Deep X-Ray Lithography

Lithography & Patterning (Synchrotron-based lithography)

Deep X-Ray Lithography (DXRL) is a manufacturing process by which a material, which changes its dissolution rate in a liquid solvent (developer) under high energy irradiation, is exposed through an X-ray mask to synchrotron radiation. The pattern of the mask is transferred to the material. This is possible by the availability of synchrotron radiation characterized by high brilliance and extreme parallelism. Coupled with electrodeposition, casting, hot embossing, molding, or microelectroerosion (the so called LIGA process), it allows using a wide range of materials: plastics, metals and alloys, ceramics.
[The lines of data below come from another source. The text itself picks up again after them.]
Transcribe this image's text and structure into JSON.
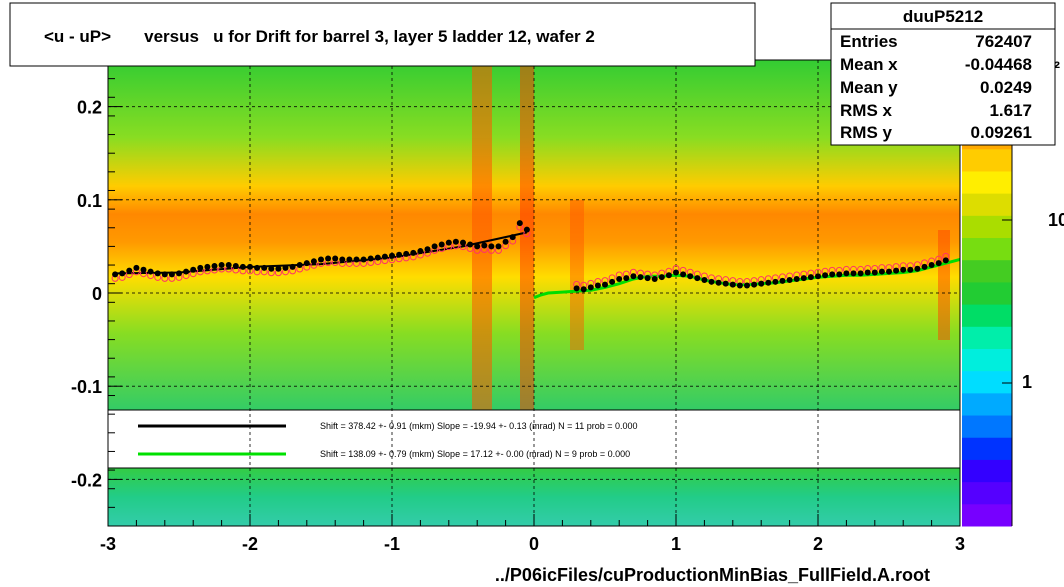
{
  "chart_data": {
    "type": "heatmap",
    "title": "<u - uP>       versus   u for Drift for barrel 3, layer 5 ladder 12, wafer 2",
    "xlabel": "../P06icFiles/cuProductionMinBias_FullField.A.root",
    "ylabel": "",
    "xlim": [
      -3,
      3
    ],
    "ylim": [
      -0.25,
      0.25
    ],
    "x_ticks": [
      "-3",
      "-2",
      "-1",
      "0",
      "1",
      "2",
      "3"
    ],
    "y_ticks": [
      "-0.2",
      "-0.1",
      "0",
      "0.1",
      "0.2"
    ],
    "z_scale": "log",
    "z_ticks": [
      "1",
      "10"
    ],
    "z_tick_clipped": "²",
    "grid": true,
    "stats": {
      "name": "duuP5212",
      "rows": [
        {
          "label": "Entries",
          "value": "762407"
        },
        {
          "label": "Mean x",
          "value": "-0.04468"
        },
        {
          "label": "Mean y",
          "value": "0.0249"
        },
        {
          "label": "RMS x",
          "value": "1.617"
        },
        {
          "label": "RMS y",
          "value": "0.09261"
        }
      ]
    },
    "fit_legend": [
      {
        "color": "#000000",
        "text": "Shift =   378.42 +- 0.91 (mkm) Slope =   -19.94 +- 0.13 (mrad)  N = 11 prob = 0.000"
      },
      {
        "color": "#00e000",
        "text": "Shift =   138.09 +- 0.79 (mkm) Slope =    17.12 +- 0.00 (mrad)  N = 9 prob = 0.000"
      }
    ],
    "profile_black": {
      "x": [
        -2.95,
        -2.9,
        -2.85,
        -2.8,
        -2.75,
        -2.7,
        -2.65,
        -2.6,
        -2.55,
        -2.5,
        -2.45,
        -2.4,
        -2.35,
        -2.3,
        -2.25,
        -2.2,
        -2.15,
        -2.1,
        -2.05,
        -2.0,
        -1.95,
        -1.9,
        -1.85,
        -1.8,
        -1.75,
        -1.7,
        -1.65,
        -1.6,
        -1.55,
        -1.5,
        -1.45,
        -1.4,
        -1.35,
        -1.3,
        -1.25,
        -1.2,
        -1.15,
        -1.1,
        -1.05,
        -1.0,
        -0.95,
        -0.9,
        -0.85,
        -0.8,
        -0.75,
        -0.7,
        -0.65,
        -0.6,
        -0.55,
        -0.5,
        -0.45,
        -0.4,
        -0.35,
        -0.3,
        -0.25,
        -0.2,
        -0.15,
        -0.1,
        -0.05
      ],
      "y": [
        0.02,
        0.021,
        0.024,
        0.027,
        0.025,
        0.023,
        0.021,
        0.02,
        0.02,
        0.021,
        0.023,
        0.025,
        0.027,
        0.028,
        0.029,
        0.03,
        0.03,
        0.029,
        0.028,
        0.028,
        0.027,
        0.027,
        0.026,
        0.026,
        0.027,
        0.028,
        0.03,
        0.032,
        0.034,
        0.036,
        0.037,
        0.037,
        0.036,
        0.036,
        0.036,
        0.036,
        0.037,
        0.038,
        0.039,
        0.04,
        0.041,
        0.042,
        0.043,
        0.045,
        0.047,
        0.05,
        0.052,
        0.054,
        0.055,
        0.054,
        0.052,
        0.05,
        0.051,
        0.05,
        0.05,
        0.055,
        0.06,
        0.075,
        0.068
      ]
    },
    "profile_black_right": {
      "x": [
        0.3,
        0.35,
        0.4,
        0.45,
        0.5,
        0.55,
        0.6,
        0.65,
        0.7,
        0.75,
        0.8,
        0.85,
        0.9,
        0.95,
        1.0,
        1.05,
        1.1,
        1.15,
        1.2,
        1.25,
        1.3,
        1.35,
        1.4,
        1.45,
        1.5,
        1.55,
        1.6,
        1.65,
        1.7,
        1.75,
        1.8,
        1.85,
        1.9,
        1.95,
        2.0,
        2.05,
        2.1,
        2.15,
        2.2,
        2.25,
        2.3,
        2.35,
        2.4,
        2.45,
        2.5,
        2.55,
        2.6,
        2.65,
        2.7,
        2.75,
        2.8,
        2.85,
        2.9
      ],
      "y": [
        0.005,
        0.004,
        0.006,
        0.008,
        0.009,
        0.012,
        0.015,
        0.016,
        0.018,
        0.017,
        0.016,
        0.015,
        0.017,
        0.019,
        0.022,
        0.02,
        0.018,
        0.016,
        0.014,
        0.012,
        0.011,
        0.01,
        0.009,
        0.008,
        0.008,
        0.009,
        0.01,
        0.011,
        0.012,
        0.013,
        0.014,
        0.015,
        0.016,
        0.017,
        0.018,
        0.019,
        0.02,
        0.02,
        0.021,
        0.021,
        0.021,
        0.022,
        0.022,
        0.023,
        0.023,
        0.024,
        0.025,
        0.025,
        0.026,
        0.028,
        0.03,
        0.032,
        0.035
      ]
    },
    "profile_green": {
      "x": [
        0.0,
        0.05,
        0.1,
        0.2,
        0.3,
        0.4,
        0.5,
        0.6,
        0.7,
        0.8,
        0.9,
        1.0,
        1.1,
        1.2,
        1.3,
        1.4,
        1.5,
        1.6,
        1.7,
        1.8,
        1.9,
        2.0,
        2.1,
        2.2,
        2.3,
        2.4,
        2.5,
        2.6,
        2.7,
        2.8,
        2.9,
        3.0
      ],
      "y": [
        -0.005,
        -0.002,
        0.0,
        0.001,
        0.002,
        0.003,
        0.006,
        0.01,
        0.015,
        0.018,
        0.018,
        0.019,
        0.018,
        0.014,
        0.011,
        0.009,
        0.009,
        0.01,
        0.011,
        0.013,
        0.015,
        0.017,
        0.018,
        0.019,
        0.019,
        0.02,
        0.021,
        0.022,
        0.024,
        0.028,
        0.032,
        0.036
      ]
    },
    "fit_black": {
      "x": [
        -2.95,
        -2.5,
        -2.0,
        -1.5,
        -1.0,
        -0.5,
        -0.05
      ],
      "y": [
        0.021,
        0.022,
        0.028,
        0.031,
        0.038,
        0.05,
        0.065
      ]
    }
  }
}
It is a very flexible tool for fabricating microdevices.

The beamline performs an irradiation of samples with controlled X-ray doses, favouring material science studies and the fabrication of microdevices made of new materials like silica, titania, carbon bucky papers, new TR polymers…

Therefore, DXRL is a key technique to fill the gap between the nano/bio scale (current target of cutting edge studies) and the macroscale, allowing manipulation and analysis of nano-sized objects.

The possibility to fabricate micromolds or microelectrodes for the production of small batches of microdevices, makes LIGA process suitable for industrial applications.

The facility provides access to the Deep X-ray Lithography beamline, equipped with a DEX02 Jenoptik scanner which allows a fully automatic exposure procedure, a scanning speed ranging from 1-50 mm/s, the irradiation of 4 inches masks and resist substrates (water cooled), horizontal and vertical apertures, and an exposure area of 54x84 mm. A set of 5 filters allows a tailored hardening of the beam so obtain a better dose contrast especially for thick resists. The exposures can be performed at 90 mbar in helium or nitrogen atmosphere. Specific sample holders have been designed for powder irradiation and new sample holders can be designed and constructed for particular applications.

A chemical lab with a chemical and a laminar hood, spin and dip-coater, oven (CARBOLITE, which reaches a maximum temperature of 1100 ˚C), balances, stirrers is available.

In order to characterize the structures, the following tools are available:

1- Optical Microscope LEICA MZ125

2- UV-VIS spectrometer (Cary 60, Agilent Technologies) equipped with a standard cuvette holder and a Slide-Mounted External Specular Reflectance. Interchangeable masks for examining small samples or small areas of large samples are provided.

3- FT- IR spectrometer (Alpha-T, Bruker Optics) equipped with modules for the analysis of different types of samples.

provided at NFFA-Europe laboratories by:

TUG

Italy

provided at Large Scale Facilities by:

KIT

Germany

KIT

Germany

KIT DXRL

Applications

Deep X-ray lithography (DXRL) uses synchrotron radiation to pattern thick PMMA layers (thickness: several microns up to a few millimetres) in order to achieve high aspect ratio microstructures (aspect ratio up to 100). The structures are characterised by very steep sidewalls (slope angle better than 1 mrad) and sidewall roughness in the range of 20 to 30 nm. For optical applications usually microoptical benches with cylinder lenses, prisms and fixing structures for other optical components are fabricated. The structures are either used as prototypes, as lost form for metal replication or as moulds to fabricate mould inserts. Other application areas are several kinds of X-ray optical components like lenses and gratings. We are also involved in fabricating RF MEMS components, sensors and phantoms with high resolution test patterns.

TUG

Italy

DXRL at TUG

Applications

The DXRL facility offered by TUG dedicated to deep X-ray lithography, allows both the production of high aspect ratio three dimensional microstructures with quasi perfect side-wall verticality and optical quality roughness, and the radiation assisted synthesis and processing of novel functional materials in order to exploit their functionalization, and to be able to pattern them and position the desired properties in selected areas of microdevices. A laboratory placed near to the beamline allows the preparation and the post processing of the samples that will be irradiated.

Source Energy Range

At present, the energy range is focused on hard X-rays (1-20 keV with a Gaussian shape with a peak at 6keV). This allows a high penetration depth and the possibility to irradiate materials that cannot be modified with a different energy range. The scanner is equipped with a filter chamber; these filters allow to shift the spectrum towards the high energies in order to have a better dose contrast, especially for thick resists. The chamber just before the filter chamber hosts the beam stop; there is a set of 5 horizontal slits that can be manually inserted in the middle of the beam in order to shift the spectrum towards the lower energy. This improves the mask contrast.